After he died, Gemma Beaulieu did "desperate research to find out what happened." The official cause of her son's death was cardiac arrest, but the autopsy noted the steroids in his system.

"I was scrolling through his email, and I saw something on bitcoin," she said.

She recalled how her 18-year-old daughter had recently mentioned one of her high school classes had discussed bitcoin and the so-called "dark web," and the connection sent her into the hidden corner of the internet.

"It's a whole other world. It's very scary," Gemma Beaulieu said.

The dark web is a network of encrypted websites that are hidden from standard search engines are require a special browser to find and navigate. The browser and the network are set up to mask the identities of visitors and site operators by bouncing people through a series of random computer connections before reaching the destination.

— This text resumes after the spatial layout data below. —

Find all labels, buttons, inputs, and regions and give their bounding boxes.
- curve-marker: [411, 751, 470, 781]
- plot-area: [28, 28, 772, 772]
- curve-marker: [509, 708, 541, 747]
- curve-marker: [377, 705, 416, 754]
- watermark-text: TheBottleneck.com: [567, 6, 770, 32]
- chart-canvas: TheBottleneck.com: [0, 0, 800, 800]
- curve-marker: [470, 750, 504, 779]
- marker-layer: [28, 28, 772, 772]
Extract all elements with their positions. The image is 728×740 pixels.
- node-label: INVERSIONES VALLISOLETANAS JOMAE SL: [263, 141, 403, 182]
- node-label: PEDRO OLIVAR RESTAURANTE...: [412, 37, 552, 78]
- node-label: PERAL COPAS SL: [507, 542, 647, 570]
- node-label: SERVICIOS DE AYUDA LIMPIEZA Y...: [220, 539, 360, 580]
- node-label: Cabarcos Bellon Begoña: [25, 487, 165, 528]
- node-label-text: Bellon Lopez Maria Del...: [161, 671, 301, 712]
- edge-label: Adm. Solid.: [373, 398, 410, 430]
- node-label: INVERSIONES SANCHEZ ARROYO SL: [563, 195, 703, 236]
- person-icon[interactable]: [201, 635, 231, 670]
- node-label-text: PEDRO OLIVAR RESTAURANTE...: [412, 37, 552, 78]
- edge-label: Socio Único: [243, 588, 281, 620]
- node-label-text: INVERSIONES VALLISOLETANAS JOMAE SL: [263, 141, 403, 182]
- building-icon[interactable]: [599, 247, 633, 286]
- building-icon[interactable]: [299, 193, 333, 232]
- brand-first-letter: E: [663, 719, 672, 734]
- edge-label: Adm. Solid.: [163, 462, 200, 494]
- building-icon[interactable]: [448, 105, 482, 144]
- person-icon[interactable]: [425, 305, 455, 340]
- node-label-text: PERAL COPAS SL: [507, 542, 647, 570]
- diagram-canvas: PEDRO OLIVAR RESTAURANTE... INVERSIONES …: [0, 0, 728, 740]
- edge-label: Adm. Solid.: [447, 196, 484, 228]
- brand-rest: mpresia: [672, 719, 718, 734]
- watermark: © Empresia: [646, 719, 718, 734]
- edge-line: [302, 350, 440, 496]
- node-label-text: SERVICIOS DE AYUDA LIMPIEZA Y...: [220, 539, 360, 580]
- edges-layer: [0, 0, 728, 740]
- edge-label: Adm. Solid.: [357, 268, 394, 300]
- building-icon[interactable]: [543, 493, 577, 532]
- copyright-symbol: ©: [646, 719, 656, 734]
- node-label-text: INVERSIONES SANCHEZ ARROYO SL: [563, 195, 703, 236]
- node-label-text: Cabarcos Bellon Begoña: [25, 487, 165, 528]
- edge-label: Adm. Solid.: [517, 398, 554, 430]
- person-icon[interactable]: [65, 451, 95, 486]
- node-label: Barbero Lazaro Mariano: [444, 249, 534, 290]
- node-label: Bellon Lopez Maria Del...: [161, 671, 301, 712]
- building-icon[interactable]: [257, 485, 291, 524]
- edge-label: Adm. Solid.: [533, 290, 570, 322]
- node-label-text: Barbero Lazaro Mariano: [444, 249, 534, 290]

The anonymity is the chief attraction for criminals, said Kevin West, a cybercrime investigator with the Cary Police Department.

"It's a seamy side of the internet where the majority of what goes on ... is criminal activity," West said. "We have everything on the dark web from guns being sold to drugs. ... You can buy passports. You can buy credit card numbers. ... You can get prostitution online through the dark web. You can get child pornography, any type of sex you want."

A Raleigh man, for example, was recently convicted of making Xanax pills and selling them on the dark web.

Matthew Lee Yensan pleaded guilty to federal drug distribution, money laundering and bank fraud charges and is awaiting sentencing. A member of West's cybercrime unit discovered that Yensan sold the pills, which he made inside a Gorman Street storage unit, for $4 each on the AlphaBay website in exchange for bitcoin, an untraceable virtual currency. Yensan's bitcoin account had the equivalent of $715,150 in it, according to federal court records.

Law enforcement in the U.S. and several other countries shut down AlphaBay last July. At that time, the site had more than 250,000 listings for and more than 100,000 listings for stolen and fraudulent identification documents and access devices, counterfeit goods, malware and other computer hacking tools, firearms and fraudulent services, according to U.S. Department of Justice.

Researchers Daniel Moore and Thomas Rid of King's College in London classified the contents of 2,723 dark web sites in 2016 and found that almost three-fifths host illicit material.

"It's where all the bad guys are meeting," West said of the dark web.

Gemma Beaulieu said some of those bad guys got their hooks in her son

"I then later discovered the emails to the dark web and then, on Facebook, the codes from the personal trainer to go get the steroids through the dark web," she said.

Raleigh police initially classified Jon Beaulieu's death as an overdose, but after hearing from his mother about the background on the case, they are now investigating to see if criminal charges are warranted.

"There's got to be something that can block the dark web. It's just got to stop," Gemma Beaulieu said. "I don't ever want to see anyone go through this kind of pain."

West said that's unlikely, noting illegal marketplace sites have already popped up to replace AlphaBay, which itself succeeded the Silk Road site authorities shut down in 2013.

"It is the next frontier," he said. "The dark web, I don't think it will ever be shut down. It will grow."